Naturally I do worship the Flying Spaghetti Monster, but then, who doesn't?

Sunday, October 08, 2006

Five more days to go, five more days of sorrow

Although I'm not properly leaving work at the end of next week, it's still a symbolic kind of ending (I've persuaded everyone that I don't need a leaving do until I actually leave, at least). And I'm not hugely looking forward to next week because I've got more work to do tomorrow than is humanly possible, but never mind. I'll cross that bridge when I can't run away from it any more and it tracks me down and jumps on me like bridges do.

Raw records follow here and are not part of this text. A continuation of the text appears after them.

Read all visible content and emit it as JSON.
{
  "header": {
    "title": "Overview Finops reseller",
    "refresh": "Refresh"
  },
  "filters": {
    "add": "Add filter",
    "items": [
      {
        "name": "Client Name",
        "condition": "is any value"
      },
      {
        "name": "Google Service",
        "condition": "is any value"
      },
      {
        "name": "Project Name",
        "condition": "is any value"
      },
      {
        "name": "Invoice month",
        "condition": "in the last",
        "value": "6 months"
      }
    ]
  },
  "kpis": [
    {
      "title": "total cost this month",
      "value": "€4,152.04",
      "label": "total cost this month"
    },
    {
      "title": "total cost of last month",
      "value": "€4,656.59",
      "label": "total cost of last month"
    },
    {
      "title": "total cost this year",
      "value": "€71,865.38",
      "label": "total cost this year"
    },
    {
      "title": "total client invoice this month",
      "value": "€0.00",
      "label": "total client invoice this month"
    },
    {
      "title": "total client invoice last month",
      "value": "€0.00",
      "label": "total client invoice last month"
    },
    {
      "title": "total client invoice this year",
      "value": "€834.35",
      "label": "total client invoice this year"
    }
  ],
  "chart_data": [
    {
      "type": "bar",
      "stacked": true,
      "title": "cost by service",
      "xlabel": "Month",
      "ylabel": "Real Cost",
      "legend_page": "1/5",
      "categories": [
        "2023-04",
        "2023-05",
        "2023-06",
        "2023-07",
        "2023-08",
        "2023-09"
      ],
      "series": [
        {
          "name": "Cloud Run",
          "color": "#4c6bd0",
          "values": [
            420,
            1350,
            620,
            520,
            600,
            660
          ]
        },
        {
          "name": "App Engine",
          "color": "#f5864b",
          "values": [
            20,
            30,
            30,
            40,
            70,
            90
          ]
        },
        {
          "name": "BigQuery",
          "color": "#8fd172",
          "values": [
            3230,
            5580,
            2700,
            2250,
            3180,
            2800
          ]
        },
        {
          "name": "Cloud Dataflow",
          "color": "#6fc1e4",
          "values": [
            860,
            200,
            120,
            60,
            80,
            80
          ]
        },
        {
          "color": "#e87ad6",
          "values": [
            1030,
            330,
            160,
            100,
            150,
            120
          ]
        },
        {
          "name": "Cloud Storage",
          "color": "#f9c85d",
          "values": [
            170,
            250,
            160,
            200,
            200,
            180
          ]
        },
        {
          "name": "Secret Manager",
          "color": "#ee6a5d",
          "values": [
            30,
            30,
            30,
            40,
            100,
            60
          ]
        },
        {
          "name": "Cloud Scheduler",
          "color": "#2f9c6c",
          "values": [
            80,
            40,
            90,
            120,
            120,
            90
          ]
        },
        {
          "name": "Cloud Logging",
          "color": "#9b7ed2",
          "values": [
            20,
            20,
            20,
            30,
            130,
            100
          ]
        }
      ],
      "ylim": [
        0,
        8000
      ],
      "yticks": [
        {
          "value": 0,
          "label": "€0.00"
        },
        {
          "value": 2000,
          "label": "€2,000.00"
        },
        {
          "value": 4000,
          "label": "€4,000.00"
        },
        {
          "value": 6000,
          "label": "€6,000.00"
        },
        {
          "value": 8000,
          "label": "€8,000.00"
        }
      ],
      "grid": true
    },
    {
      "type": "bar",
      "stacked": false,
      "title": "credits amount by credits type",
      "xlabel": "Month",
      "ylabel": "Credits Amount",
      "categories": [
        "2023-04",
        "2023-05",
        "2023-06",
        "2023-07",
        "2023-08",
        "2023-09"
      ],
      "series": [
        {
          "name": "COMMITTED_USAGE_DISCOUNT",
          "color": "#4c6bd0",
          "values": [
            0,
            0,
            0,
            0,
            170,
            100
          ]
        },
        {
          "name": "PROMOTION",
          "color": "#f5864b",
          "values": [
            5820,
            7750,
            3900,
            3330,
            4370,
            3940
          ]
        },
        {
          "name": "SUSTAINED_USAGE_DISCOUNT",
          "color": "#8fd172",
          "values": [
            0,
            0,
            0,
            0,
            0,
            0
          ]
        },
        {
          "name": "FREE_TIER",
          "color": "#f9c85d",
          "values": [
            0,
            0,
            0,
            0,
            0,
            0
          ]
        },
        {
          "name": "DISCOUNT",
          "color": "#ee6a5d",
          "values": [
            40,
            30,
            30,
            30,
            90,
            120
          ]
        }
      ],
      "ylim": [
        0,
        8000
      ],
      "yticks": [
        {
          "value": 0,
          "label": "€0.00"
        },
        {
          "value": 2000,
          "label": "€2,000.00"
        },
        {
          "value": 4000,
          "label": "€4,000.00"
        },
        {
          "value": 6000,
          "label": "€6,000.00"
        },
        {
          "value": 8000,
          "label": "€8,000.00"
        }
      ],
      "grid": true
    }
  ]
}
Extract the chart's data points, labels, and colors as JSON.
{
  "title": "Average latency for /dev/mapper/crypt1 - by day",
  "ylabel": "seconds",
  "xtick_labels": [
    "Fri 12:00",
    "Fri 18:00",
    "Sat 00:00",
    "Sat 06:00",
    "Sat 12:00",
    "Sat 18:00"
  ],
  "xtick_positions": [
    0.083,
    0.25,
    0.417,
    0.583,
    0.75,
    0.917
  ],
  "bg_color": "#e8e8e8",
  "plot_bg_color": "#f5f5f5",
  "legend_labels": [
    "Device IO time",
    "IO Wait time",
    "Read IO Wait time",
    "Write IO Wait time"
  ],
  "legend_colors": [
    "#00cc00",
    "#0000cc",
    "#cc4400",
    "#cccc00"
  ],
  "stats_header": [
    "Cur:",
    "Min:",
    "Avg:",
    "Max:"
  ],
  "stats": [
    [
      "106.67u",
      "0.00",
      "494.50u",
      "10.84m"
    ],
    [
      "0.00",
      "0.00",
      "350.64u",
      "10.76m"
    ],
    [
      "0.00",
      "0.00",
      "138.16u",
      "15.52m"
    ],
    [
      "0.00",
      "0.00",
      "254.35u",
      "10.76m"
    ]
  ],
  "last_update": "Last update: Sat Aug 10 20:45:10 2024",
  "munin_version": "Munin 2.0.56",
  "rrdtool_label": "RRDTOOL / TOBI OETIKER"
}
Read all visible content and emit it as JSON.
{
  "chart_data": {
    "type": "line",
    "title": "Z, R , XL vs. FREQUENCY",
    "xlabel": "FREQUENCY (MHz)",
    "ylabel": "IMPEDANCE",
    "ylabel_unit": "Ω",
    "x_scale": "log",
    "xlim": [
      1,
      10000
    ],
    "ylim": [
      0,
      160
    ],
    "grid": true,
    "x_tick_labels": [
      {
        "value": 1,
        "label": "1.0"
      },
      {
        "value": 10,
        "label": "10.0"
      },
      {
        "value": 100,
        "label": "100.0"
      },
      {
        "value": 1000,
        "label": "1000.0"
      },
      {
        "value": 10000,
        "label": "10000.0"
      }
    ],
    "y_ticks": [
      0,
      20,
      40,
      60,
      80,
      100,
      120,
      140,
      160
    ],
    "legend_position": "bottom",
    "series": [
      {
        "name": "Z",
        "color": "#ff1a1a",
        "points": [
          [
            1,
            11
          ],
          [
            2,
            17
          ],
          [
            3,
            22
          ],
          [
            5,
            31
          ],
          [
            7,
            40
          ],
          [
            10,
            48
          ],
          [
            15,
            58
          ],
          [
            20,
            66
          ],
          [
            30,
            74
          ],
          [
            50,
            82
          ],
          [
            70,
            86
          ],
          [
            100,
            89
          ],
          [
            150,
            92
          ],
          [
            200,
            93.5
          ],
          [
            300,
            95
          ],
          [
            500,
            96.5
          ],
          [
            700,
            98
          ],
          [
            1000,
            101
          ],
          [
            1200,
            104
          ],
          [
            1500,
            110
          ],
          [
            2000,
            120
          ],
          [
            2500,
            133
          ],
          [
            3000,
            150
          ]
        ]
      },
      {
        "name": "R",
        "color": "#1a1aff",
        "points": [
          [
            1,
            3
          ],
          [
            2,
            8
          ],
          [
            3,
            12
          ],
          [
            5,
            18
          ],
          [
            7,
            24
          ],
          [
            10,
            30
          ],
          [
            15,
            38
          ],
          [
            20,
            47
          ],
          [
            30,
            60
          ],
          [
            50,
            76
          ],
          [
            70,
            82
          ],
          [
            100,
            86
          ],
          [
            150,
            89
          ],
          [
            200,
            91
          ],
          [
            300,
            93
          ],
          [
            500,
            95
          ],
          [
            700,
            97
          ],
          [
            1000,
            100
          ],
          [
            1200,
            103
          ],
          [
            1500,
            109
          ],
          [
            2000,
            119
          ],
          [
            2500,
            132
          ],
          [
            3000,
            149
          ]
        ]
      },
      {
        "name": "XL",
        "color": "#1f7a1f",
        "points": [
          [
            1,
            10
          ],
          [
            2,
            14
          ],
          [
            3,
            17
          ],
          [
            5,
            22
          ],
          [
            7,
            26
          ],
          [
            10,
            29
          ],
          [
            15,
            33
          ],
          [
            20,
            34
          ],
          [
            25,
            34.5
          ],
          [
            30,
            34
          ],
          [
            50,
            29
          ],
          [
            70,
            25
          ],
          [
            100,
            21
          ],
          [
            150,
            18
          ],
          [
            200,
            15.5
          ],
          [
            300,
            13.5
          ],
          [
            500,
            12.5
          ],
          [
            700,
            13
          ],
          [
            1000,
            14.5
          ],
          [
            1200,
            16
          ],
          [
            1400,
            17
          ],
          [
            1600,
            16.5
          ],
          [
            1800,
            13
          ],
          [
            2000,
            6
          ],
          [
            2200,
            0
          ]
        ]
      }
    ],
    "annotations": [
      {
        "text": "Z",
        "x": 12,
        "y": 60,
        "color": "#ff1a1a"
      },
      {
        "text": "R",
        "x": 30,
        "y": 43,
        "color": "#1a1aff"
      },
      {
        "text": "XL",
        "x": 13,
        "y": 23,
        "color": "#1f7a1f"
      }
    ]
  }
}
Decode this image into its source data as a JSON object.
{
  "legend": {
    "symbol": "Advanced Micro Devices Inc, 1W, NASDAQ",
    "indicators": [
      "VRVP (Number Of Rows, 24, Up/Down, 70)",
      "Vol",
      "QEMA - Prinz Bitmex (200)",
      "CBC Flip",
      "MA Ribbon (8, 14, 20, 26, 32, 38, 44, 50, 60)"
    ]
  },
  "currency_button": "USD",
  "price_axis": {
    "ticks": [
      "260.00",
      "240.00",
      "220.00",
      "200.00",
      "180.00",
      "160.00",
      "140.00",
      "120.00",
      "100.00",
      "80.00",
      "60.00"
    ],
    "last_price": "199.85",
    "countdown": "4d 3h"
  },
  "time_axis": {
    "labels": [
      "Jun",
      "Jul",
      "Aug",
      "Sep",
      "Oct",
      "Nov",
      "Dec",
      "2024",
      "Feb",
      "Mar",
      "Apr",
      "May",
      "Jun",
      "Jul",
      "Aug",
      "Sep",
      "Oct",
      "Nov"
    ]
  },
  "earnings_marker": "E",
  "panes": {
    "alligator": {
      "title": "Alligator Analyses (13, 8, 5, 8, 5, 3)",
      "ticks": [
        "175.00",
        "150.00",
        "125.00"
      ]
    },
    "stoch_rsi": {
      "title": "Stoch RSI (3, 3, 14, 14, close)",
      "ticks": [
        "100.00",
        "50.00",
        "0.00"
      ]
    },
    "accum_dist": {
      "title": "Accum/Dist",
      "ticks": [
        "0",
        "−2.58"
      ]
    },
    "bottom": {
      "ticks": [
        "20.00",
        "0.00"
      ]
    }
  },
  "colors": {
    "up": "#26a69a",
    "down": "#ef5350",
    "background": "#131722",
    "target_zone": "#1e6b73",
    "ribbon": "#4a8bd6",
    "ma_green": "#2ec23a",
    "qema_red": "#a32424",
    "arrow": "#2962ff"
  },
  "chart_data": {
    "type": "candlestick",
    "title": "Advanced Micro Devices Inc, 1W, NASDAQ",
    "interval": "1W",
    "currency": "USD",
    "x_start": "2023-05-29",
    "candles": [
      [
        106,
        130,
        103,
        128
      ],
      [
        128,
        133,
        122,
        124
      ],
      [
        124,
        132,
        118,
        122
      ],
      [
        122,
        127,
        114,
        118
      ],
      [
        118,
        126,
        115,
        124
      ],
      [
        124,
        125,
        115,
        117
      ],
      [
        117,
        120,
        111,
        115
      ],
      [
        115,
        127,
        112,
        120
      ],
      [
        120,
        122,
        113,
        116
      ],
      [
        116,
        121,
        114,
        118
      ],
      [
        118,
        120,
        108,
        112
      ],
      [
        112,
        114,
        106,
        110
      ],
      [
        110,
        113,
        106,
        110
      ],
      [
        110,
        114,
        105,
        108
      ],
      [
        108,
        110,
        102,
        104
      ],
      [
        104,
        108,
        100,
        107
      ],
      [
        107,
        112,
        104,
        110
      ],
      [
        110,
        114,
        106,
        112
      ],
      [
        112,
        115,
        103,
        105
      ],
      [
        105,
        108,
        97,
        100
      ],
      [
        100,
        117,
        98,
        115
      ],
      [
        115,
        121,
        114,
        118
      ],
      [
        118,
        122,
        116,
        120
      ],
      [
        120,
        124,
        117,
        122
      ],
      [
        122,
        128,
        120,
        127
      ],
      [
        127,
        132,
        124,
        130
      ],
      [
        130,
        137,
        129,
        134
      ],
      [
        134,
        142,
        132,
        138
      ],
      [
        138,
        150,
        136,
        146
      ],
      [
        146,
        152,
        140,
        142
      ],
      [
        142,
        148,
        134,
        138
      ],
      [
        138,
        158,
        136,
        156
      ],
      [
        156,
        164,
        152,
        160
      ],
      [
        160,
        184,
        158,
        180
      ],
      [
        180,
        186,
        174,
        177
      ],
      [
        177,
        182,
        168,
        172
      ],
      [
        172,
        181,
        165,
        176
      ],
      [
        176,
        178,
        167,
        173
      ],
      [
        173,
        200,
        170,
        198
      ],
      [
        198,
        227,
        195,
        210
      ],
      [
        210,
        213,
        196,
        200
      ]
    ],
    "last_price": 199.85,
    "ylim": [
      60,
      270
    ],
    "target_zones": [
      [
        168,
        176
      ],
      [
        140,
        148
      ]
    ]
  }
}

Also, I watched the first episode of the new Robin Hood last night and I didn't think it was very good. I don't see why they needed to devote the whole first episode to setting up the story - everyone knows the plot already, they could have just hit the ground running and done flashbacks throughout the series. Then we might have had something a bit more exciting to start off with. You really need to get the merry men on screen before the last two seconds. And the dialogue is pretty terrible - the writer in an interview said "most of the time they talk in believable medieval", which he seems to think means talking in normal English without contractions (will not instead of won't, and so on). Which of course sounds like stilted dialogue without conveying any sense of the medieval.

And there's no excuse for dropping Friar Tuck.